Lembro como se fosse ontem.
Minha mãe sempre dava pequenas tarefas para a gente e uma das minhas era ficar alerta ao som de fervura do feijão para baixar o fogo, contar vinte minutos e então desligar.
Simples, né? Fiz centenas de vezes.

Mas a vida, a vida é uma caixinha de surpresas!
Toda faceira , virei o botão do fogão e dei as costas.
Foram segundos entre isto e o estrondo: a válvula estourou, ricocheteou no teto e o que veio depois parecia uma catástrofe nuclear.
Só que o cogumelo era caldo de feijão e fumaça.
O coração disparou por eu estar na distância exata de não levar nem válvula e nem feijão na cara e o primeiro impulso foi de chorar, gritar e chamar a mãe.

Só que eu estava sozinha.

E agora?
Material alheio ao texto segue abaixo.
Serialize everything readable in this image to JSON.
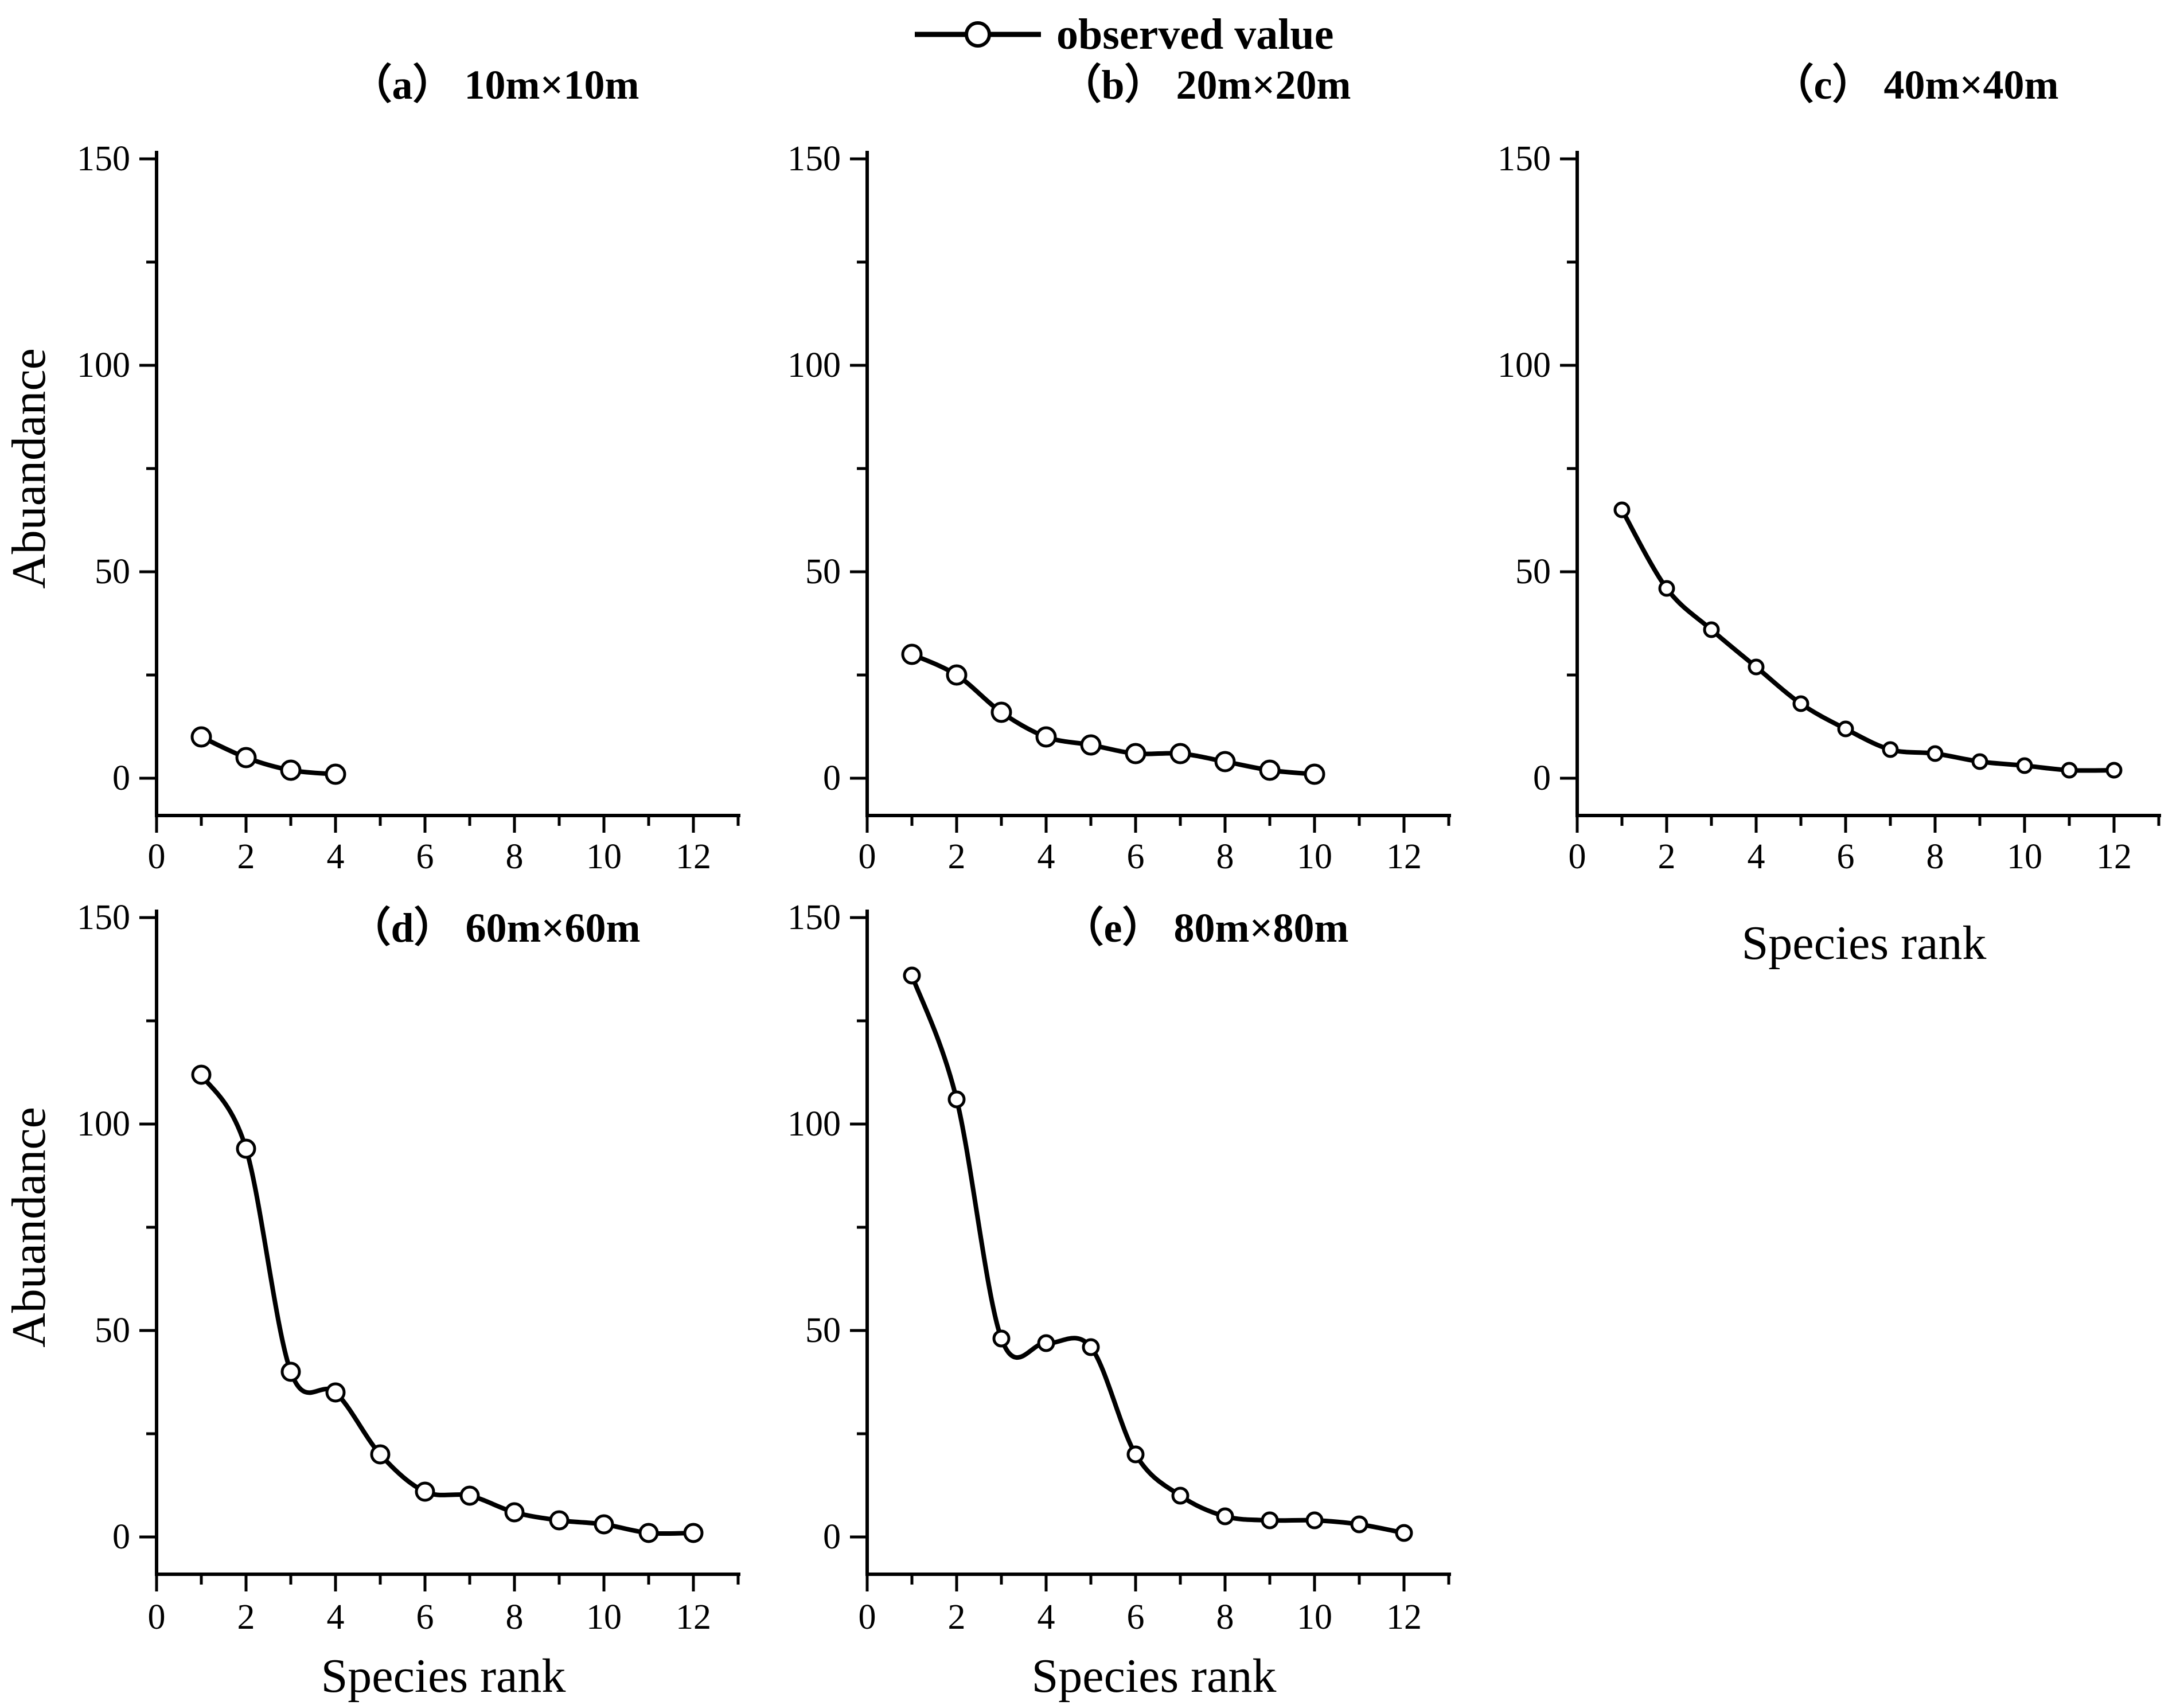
{
  "figure": {
    "background_color": "#ffffff",
    "ink_color": "#000000",
    "marker_fill": "#ffffff"
  },
  "legend": {
    "label": "observed value",
    "marker": "line-with-open-circle"
  },
  "axes": {
    "y_label": "Abuandance",
    "x_label": "Species rank",
    "y_ticks": [
      0,
      50,
      100,
      150
    ],
    "y_minor_ticks": [
      25,
      75,
      125
    ],
    "x_ticks": [
      0,
      2,
      4,
      6,
      8,
      10,
      12
    ],
    "x_minor_ticks": [
      1,
      3,
      5,
      7,
      9,
      11,
      13
    ],
    "xlim": [
      0,
      13
    ],
    "ylim": [
      0,
      150
    ],
    "grid": false,
    "legend_position": "top-center"
  },
  "chart_data": [
    {
      "id": "a",
      "type": "line",
      "title": "（a） 10m×10m",
      "xlabel": "Species rank",
      "ylabel": "Abuandance",
      "xlim": [
        0,
        13
      ],
      "ylim": [
        0,
        150
      ],
      "marker": "open-circle",
      "smoothing": "b-spline",
      "x": [
        1,
        2,
        3,
        4
      ],
      "values": [
        10,
        5,
        2,
        1
      ]
    },
    {
      "id": "b",
      "type": "line",
      "title": "（b） 20m×20m",
      "xlabel": "Species rank",
      "ylabel": "Abuandance",
      "xlim": [
        0,
        13
      ],
      "ylim": [
        0,
        150
      ],
      "marker": "open-circle",
      "smoothing": "b-spline",
      "x": [
        1,
        2,
        3,
        4,
        5,
        6,
        7,
        8,
        9,
        10
      ],
      "values": [
        30,
        25,
        16,
        10,
        8,
        6,
        6,
        4,
        2,
        1
      ]
    },
    {
      "id": "c",
      "type": "line",
      "title": "（c） 40m×40m",
      "xlabel": "Species rank",
      "ylabel": "Abuandance",
      "xlim": [
        0,
        13
      ],
      "ylim": [
        0,
        150
      ],
      "marker": "open-circle",
      "smoothing": "b-spline",
      "x": [
        1,
        2,
        3,
        4,
        5,
        6,
        7,
        8,
        9,
        10,
        11,
        12
      ],
      "values": [
        65,
        46,
        36,
        27,
        18,
        12,
        7,
        6,
        4,
        3,
        2,
        2
      ]
    },
    {
      "id": "d",
      "type": "line",
      "title": "（d） 60m×60m",
      "xlabel": "Species rank",
      "ylabel": "Abuandance",
      "xlim": [
        0,
        13
      ],
      "ylim": [
        0,
        150
      ],
      "marker": "open-circle",
      "smoothing": "b-spline",
      "x": [
        1,
        2,
        3,
        4,
        5,
        6,
        7,
        8,
        9,
        10,
        11,
        12
      ],
      "values": [
        112,
        94,
        40,
        35,
        20,
        11,
        10,
        6,
        4,
        3,
        1,
        1
      ]
    },
    {
      "id": "e",
      "type": "line",
      "title": "（e） 80m×80m",
      "xlabel": "Species rank",
      "ylabel": "Abuandance",
      "xlim": [
        0,
        13
      ],
      "ylim": [
        0,
        150
      ],
      "marker": "open-circle",
      "smoothing": "b-spline",
      "x": [
        1,
        2,
        3,
        4,
        5,
        6,
        7,
        8,
        9,
        10,
        11,
        12
      ],
      "values": [
        136,
        106,
        48,
        47,
        46,
        20,
        10,
        5,
        4,
        4,
        3,
        1
      ]
    }
  ]
}
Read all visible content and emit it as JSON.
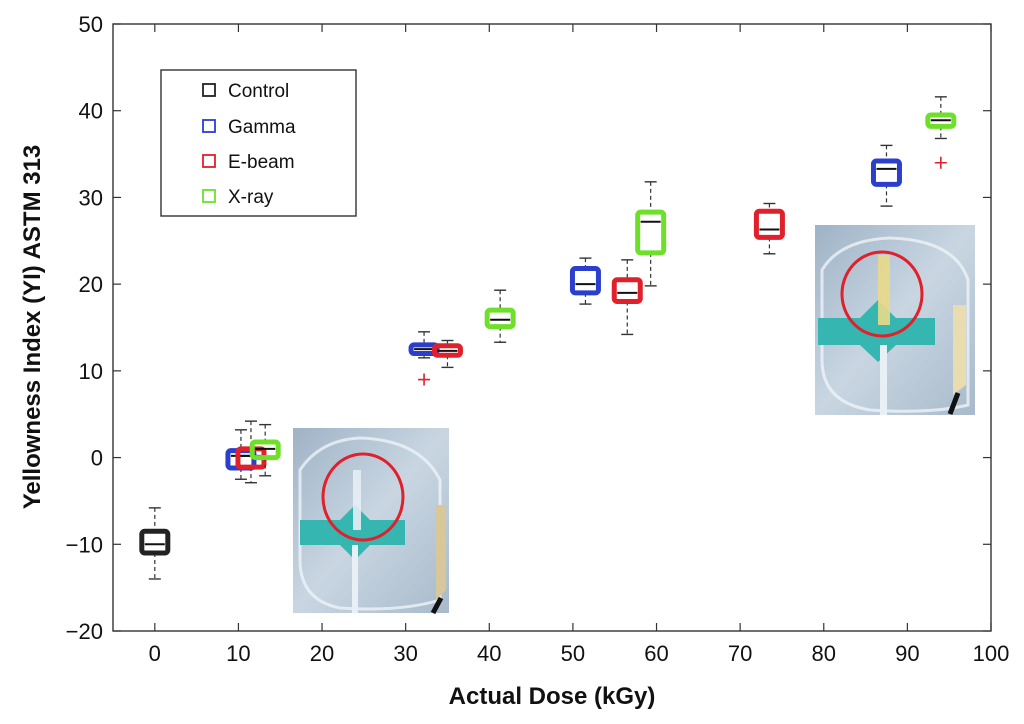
{
  "chart_data": {
    "type": "box",
    "xlabel": "Actual Dose (kGy)",
    "ylabel": "Yellowness Index (YI) ASTM 313",
    "xlim": [
      -5,
      100
    ],
    "ylim": [
      -20,
      50
    ],
    "xticks": [
      0,
      10,
      20,
      30,
      40,
      50,
      60,
      70,
      80,
      90,
      100
    ],
    "yticks": [
      -20,
      -10,
      0,
      10,
      20,
      30,
      40,
      50
    ],
    "ytick_labels": [
      "−20",
      "−10",
      "0",
      "10",
      "20",
      "30",
      "40",
      "50"
    ],
    "legend": {
      "position": "top-left",
      "entries": [
        {
          "name": "Control",
          "color": "#222222"
        },
        {
          "name": "Gamma",
          "color": "#2b3fcc"
        },
        {
          "name": "E-beam",
          "color": "#e0202a"
        },
        {
          "name": "X-ray",
          "color": "#6ee02a"
        }
      ]
    },
    "series": [
      {
        "name": "Control",
        "color": "#222222",
        "boxes": [
          {
            "x": 0,
            "whisker_low": -14,
            "q1": -11,
            "median": -10,
            "q3": -8.5,
            "whisker_high": -5.8,
            "outliers": []
          }
        ]
      },
      {
        "name": "Gamma",
        "color": "#2b3fcc",
        "boxes": [
          {
            "x": 10.3,
            "whisker_low": -2.5,
            "q1": -1.2,
            "median": 0.2,
            "q3": 0.8,
            "whisker_high": 3.2,
            "outliers": []
          },
          {
            "x": 32.2,
            "whisker_low": 11.5,
            "q1": 12,
            "median": 12.5,
            "q3": 13,
            "whisker_high": 14.5,
            "outliers": [
              9
            ]
          },
          {
            "x": 51.5,
            "whisker_low": 17.7,
            "q1": 19,
            "median": 20,
            "q3": 21.8,
            "whisker_high": 23,
            "outliers": []
          },
          {
            "x": 87.5,
            "whisker_low": 29,
            "q1": 31.5,
            "median": 33.3,
            "q3": 34.2,
            "whisker_high": 36,
            "outliers": []
          }
        ]
      },
      {
        "name": "E-beam",
        "color": "#e0202a",
        "boxes": [
          {
            "x": 11.5,
            "whisker_low": -2.9,
            "q1": -1.1,
            "median": 0.2,
            "q3": 1,
            "whisker_high": 4.2,
            "outliers": []
          },
          {
            "x": 35,
            "whisker_low": 10.4,
            "q1": 11.8,
            "median": 12.3,
            "q3": 12.9,
            "whisker_high": 13.5,
            "outliers": []
          },
          {
            "x": 56.5,
            "whisker_low": 14.2,
            "q1": 18,
            "median": 19,
            "q3": 20.5,
            "whisker_high": 22.8,
            "outliers": []
          },
          {
            "x": 73.5,
            "whisker_low": 23.5,
            "q1": 25.4,
            "median": 26.3,
            "q3": 28.4,
            "whisker_high": 29.3,
            "outliers": []
          }
        ]
      },
      {
        "name": "X-ray",
        "color": "#6ee02a",
        "boxes": [
          {
            "x": 13.2,
            "whisker_low": -2.1,
            "q1": 0,
            "median": 1,
            "q3": 1.8,
            "whisker_high": 3.8,
            "outliers": []
          },
          {
            "x": 41.3,
            "whisker_low": 13.3,
            "q1": 15.1,
            "median": 15.9,
            "q3": 17,
            "whisker_high": 19.3,
            "outliers": []
          },
          {
            "x": 59.3,
            "whisker_low": 19.8,
            "q1": 23.6,
            "median": 27.2,
            "q3": 28.3,
            "whisker_high": 31.8,
            "outliers": []
          },
          {
            "x": 94,
            "whisker_low": 36.8,
            "q1": 38.2,
            "median": 38.9,
            "q3": 39.5,
            "whisker_high": 41.6,
            "outliers": [
              34
            ]
          }
        ]
      }
    ],
    "insets": [
      "blood-collection-set-photo-with-red-circle",
      "irradiated-blood-collection-set-photo-with-red-circle"
    ]
  }
}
Como eu faço?
Se não desligar vai explodir tudo!

Olhava a mancha que estava tomando conta do teto, as casquinhas grudadas e o líquido preto escorrendo e já pensava no tamanho da bronca.

Minha mãe vai me matar!

Coragem.

Peguei uma toalha de banho, fiz dela meu capuz e corri desligar o fogão. Voltei para a porta e fiquei observando a fúria da panela esvaindo-se pouco a pouco, até que o último sopro de feijão cessasse.

Instantes intermináveis do mais negro caos.

Ainda sou assombrada por este dia e a mancha jamais saiu.